Freitag, 11. Juni 2021

Grüne Dominanz in Sachen Annalena auf Wikipedia...

von Thomas Heck...

Die Kanzlerschaft der Grünen Annalena Baerbock ist vielleicht noch nicht abgesagt, ist aber zumindest für dieses Wahljahr mit an Sicherheit grenzender Wahrscheinlichkeit verschoben. Es war vielleicht eine "Präzisierung" zu viel, wie die Korrektur von Fehlern so eloquent tituliert werden, die dem Wähler unangenehm aufstieß. 




Nun müsste die Demontage der Kanzlerkandidatin Baerbock nun ja auch auf Wikipedia ihren Niederschlag finden, doch das Gegenteil ist der Fall. Weil willfährige grüne Helferlein eine Dominanz im «edit war» erzeugen, was eine ganze Menge über Annalena Baerbocks Eintrag über Wikipedia aussagt und die Deutungshoheit über die Geschehnisse der letzten Woche für sich beanspruchen soll. 

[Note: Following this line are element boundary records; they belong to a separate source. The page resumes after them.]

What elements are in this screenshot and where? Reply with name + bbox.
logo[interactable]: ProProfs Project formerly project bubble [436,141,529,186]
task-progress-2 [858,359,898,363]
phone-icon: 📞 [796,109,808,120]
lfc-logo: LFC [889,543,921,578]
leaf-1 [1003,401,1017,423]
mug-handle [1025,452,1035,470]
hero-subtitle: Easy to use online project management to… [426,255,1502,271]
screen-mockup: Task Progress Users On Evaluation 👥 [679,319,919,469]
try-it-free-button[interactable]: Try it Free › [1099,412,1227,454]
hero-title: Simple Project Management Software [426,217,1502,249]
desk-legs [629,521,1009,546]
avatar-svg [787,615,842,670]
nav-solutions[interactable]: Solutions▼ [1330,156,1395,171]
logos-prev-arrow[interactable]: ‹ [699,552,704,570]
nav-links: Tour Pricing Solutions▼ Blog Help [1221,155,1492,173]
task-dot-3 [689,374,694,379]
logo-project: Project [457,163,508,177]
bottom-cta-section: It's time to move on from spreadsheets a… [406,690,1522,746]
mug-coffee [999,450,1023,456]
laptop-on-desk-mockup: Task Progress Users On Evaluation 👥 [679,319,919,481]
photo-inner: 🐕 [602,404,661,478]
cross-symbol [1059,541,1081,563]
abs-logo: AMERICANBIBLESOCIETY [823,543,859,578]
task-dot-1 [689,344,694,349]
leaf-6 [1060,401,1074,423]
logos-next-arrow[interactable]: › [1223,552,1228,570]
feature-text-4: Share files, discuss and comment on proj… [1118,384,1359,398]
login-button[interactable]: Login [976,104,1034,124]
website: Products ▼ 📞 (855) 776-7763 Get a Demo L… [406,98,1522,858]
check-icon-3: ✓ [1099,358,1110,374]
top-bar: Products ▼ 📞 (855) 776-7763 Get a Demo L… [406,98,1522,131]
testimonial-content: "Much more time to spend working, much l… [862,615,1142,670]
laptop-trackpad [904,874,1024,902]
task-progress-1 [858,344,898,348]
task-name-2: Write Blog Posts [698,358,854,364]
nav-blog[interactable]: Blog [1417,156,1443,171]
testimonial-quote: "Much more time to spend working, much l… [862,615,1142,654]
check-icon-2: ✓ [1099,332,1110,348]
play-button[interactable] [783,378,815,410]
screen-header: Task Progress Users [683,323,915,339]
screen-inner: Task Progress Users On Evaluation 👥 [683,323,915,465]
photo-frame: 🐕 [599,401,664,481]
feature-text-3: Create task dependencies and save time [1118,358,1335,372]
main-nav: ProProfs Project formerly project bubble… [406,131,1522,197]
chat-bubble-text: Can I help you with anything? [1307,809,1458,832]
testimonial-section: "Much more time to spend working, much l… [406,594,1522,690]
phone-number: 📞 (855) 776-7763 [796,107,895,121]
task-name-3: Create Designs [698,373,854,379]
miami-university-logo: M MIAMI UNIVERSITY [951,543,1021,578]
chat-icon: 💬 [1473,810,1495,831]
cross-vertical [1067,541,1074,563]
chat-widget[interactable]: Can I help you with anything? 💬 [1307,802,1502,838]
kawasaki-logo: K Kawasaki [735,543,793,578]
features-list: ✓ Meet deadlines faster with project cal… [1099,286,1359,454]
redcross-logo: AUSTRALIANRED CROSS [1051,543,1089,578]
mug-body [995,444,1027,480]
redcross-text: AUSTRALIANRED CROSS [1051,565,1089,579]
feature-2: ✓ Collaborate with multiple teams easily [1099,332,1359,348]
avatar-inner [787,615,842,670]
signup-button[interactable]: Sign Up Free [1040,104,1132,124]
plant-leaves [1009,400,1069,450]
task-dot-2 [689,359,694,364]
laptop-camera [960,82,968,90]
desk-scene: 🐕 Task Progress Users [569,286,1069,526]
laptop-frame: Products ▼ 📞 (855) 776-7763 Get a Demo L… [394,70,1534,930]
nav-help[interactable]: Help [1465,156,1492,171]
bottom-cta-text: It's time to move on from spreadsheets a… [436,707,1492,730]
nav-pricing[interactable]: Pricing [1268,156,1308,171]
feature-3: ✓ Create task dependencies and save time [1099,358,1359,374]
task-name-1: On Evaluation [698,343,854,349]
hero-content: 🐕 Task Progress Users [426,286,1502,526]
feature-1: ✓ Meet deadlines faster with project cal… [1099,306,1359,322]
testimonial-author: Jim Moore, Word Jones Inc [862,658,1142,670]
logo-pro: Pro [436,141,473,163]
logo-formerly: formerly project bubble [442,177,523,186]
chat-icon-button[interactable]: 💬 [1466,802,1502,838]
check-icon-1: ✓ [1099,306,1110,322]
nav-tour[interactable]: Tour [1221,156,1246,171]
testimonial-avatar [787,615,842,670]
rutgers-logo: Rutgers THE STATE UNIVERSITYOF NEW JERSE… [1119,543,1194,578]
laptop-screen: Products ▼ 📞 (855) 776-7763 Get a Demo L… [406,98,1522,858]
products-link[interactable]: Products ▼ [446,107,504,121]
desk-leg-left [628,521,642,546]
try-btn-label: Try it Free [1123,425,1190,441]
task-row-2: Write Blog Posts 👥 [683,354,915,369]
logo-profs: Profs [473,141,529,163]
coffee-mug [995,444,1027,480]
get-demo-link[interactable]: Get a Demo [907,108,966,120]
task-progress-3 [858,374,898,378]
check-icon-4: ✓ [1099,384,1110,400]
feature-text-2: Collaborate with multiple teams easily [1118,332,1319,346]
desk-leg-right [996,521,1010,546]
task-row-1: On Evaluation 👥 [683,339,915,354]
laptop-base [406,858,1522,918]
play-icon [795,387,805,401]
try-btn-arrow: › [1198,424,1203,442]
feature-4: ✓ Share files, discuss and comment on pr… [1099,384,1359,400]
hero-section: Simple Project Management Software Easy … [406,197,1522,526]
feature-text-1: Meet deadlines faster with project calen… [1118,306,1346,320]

Die grüne Kanzlerkandidatin Annalena Baerbock ist wegen skurriler Aussagen zur Energiespeicherung und frisierten Angaben in ihrem Lebenslauf in die Kritik geraten. Warum konnte man darüber lange nichts bei Wikipedia lesen?

Lange war das Bild makellos, jetzt ist die grüne Kanzlerkandidatin in die Kritik geraten: Annalena Baerbock bei einem Fotoshooting, 20. Mai 2021.



Wer sich auf Wikipedia über die grüne Kanzlerkandidatin Annalena Baerbock informieren will, begegnet einer kompetenten, engagierten und sympathischen Person. Bereits als Kind, so erfährt man etwa, hat sie «an Menschenketten gegen das Wettrüsten und an Anti-Atomkraft-Demos teilgenommen». Nebenbei hatte sie Zeit, in der Leistungssportart «Doppel-Mini-Tramp» dreimal Bronze zu holen. Dazu gibt es zahlreiche Informationen zu Baerbocks politischem Werdegang und ihren politischen Forderungen, etwa nach einer «sozial-ökologischen Marktwirtschaft innerhalb der planetaren Grenzen».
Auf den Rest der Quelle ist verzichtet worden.